A few weeks ago, my loved ones and I had that same dilemma. How could we accurately describe and measure an incredible woman’s life? A woman who had been a person, daughter, sister, wife, mother, friend and most importantly a faithful child of God. How could we justly pay homage to her journey on this earth while staying within a designated word limit?
The answer is we couldn’t. There is no way to describe a woman whose eyes could narrate a novel with just one glance. No words to describe the icy terror that her glare could convey when you were misbehaving. No adjectives worthy of capturing the complexity and beauty of her mind. No adverb to define how she loved and no word limit to encompass the breath of her accomplishments. Her face held too much life, light, joy and love for mortal words to do it justice. There was something immeasurably beautiful and haunting about the way she stared at you (especially while you ate). It was as if her heart swelled with so much love and pride when she looked at you that she was afraid it might be burst. Those eyes that you never wanted to see express disappointment or pain, yet reflected those very emotions during your most selfish days. Even as I try to grasp at memories and pictures, I know that these descriptors are insignificant. We couldn’t find the words then and I won’t attempt to find them now.
But as the days go by and her absence becomes more and more real, I find myself remembering her hands. Hands snapping peas, peeling garlic, holding rosary beads, yielding a tool of discipline, combing hair (sometimes not so gently), turning the wheel of a car, writing a check or finding their home in her best friend’s hands. Her hands expressed thoughts that she never voiced. She would move them in a certain way, as if she was counting, whenever she was thinking. I also think of the things those hands will never do. They will no longer cajole her beloved grandson (or future grandchildren), or hold a diploma as she beams with pride, or cook up a giant pot of rice. Those hands that I imagined guiding me through life as I enter adulthood are now resting peacefully.

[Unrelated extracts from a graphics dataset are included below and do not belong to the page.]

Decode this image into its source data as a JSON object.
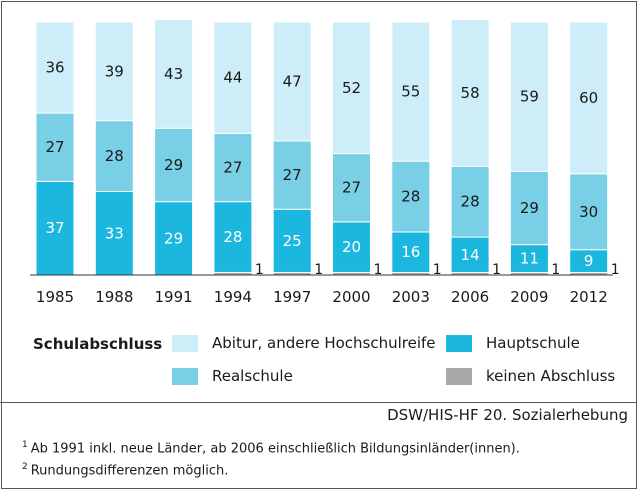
{
  "chart_data": {
    "type": "bar",
    "stacked": true,
    "categories": [
      "1985",
      "1988",
      "1991",
      "1994",
      "1997",
      "2000",
      "2003",
      "2006",
      "2009",
      "2012"
    ],
    "series": [
      {
        "name": "keinen Abschluss",
        "values": [
          0,
          0,
          0,
          1,
          1,
          1,
          1,
          1,
          1,
          1
        ],
        "color": "#a9a9a9"
      },
      {
        "name": "Hauptschule",
        "values": [
          37,
          33,
          29,
          28,
          25,
          20,
          16,
          14,
          11,
          9
        ],
        "color": "#1bb7df"
      },
      {
        "name": "Realschule",
        "values": [
          27,
          28,
          29,
          27,
          27,
          27,
          28,
          28,
          29,
          30
        ],
        "color": "#78cfe6"
      },
      {
        "name": "Abitur, andere Hochschulreife",
        "values": [
          36,
          39,
          43,
          44,
          47,
          52,
          55,
          58,
          59,
          60
        ],
        "color": "#cdeef8"
      }
    ],
    "ylim": [
      0,
      100
    ]
  },
  "legend": {
    "title": "Schulabschluss",
    "items": [
      {
        "label": "Abitur, andere Hochschulreife",
        "color": "#cdeef8"
      },
      {
        "label": "Hauptschule",
        "color": "#1bb7df"
      },
      {
        "label": "Realschule",
        "color": "#78cfe6"
      },
      {
        "label": "keinen Abschluss",
        "color": "#a9a9a9"
      }
    ]
  },
  "source": "DSW/HIS-HF 20. Sozialerhebung",
  "footnotes": [
    {
      "marker": "1",
      "text": "Ab 1991 inkl. neue Länder, ab 2006 einschließlich Bildungsinländer(innen)."
    },
    {
      "marker": "2",
      "text": "Rundungsdifferenzen möglich."
    }
  ]
}
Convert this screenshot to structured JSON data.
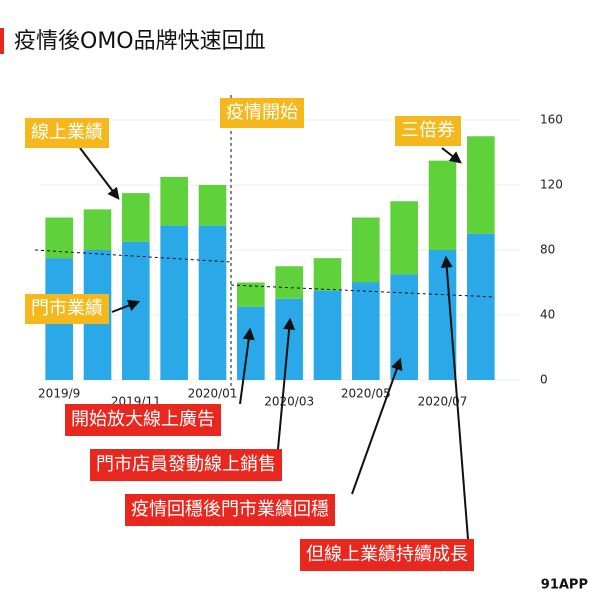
{
  "chart_data": {
    "type": "bar",
    "stacked": true,
    "title": "疫情後OMO品牌快速回血",
    "categories": [
      "2019/9",
      null,
      "2019/11",
      null,
      "2020/01",
      null,
      "2020/03",
      null,
      "2020/05",
      null,
      "2020/07",
      null
    ],
    "series": [
      {
        "name": "門市業績",
        "color": "#2aa8e8",
        "values": [
          75,
          80,
          85,
          95,
          95,
          45,
          50,
          55,
          60,
          65,
          80,
          90
        ]
      },
      {
        "name": "線上業績",
        "color": "#5fd13a",
        "values": [
          25,
          25,
          30,
          30,
          25,
          15,
          20,
          20,
          40,
          45,
          55,
          60
        ]
      }
    ],
    "ylim": [
      0,
      160
    ],
    "yticks": [
      0,
      40,
      80,
      120,
      160
    ],
    "grid": true,
    "annotations": [
      "疫情開始",
      "三倍券",
      "開始放大線上廣告",
      "門市店員發動線上銷售",
      "疫情回穩後門市業績回穩",
      "但線上業績持續成長"
    ],
    "source": "91APP"
  }
}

And on the days when the sadness brought on by the absence of her hands becomes so great that it takes my breath away, I let the memory of her laugh and warmth console me. I replay one of her many hilarious sayings (she was funny, even when she wasn’t trying to be) in my head, or voice mail and I hold on to the faith that she nurtured by example.
Tatie/Manmy/Manman/Doune/Emeline/Yves etc…, we miss you terribly.
How do you measure the life of a woman? You don’t!
Because this woman’s life was immeasurably full and grand! At least to us who knew her best!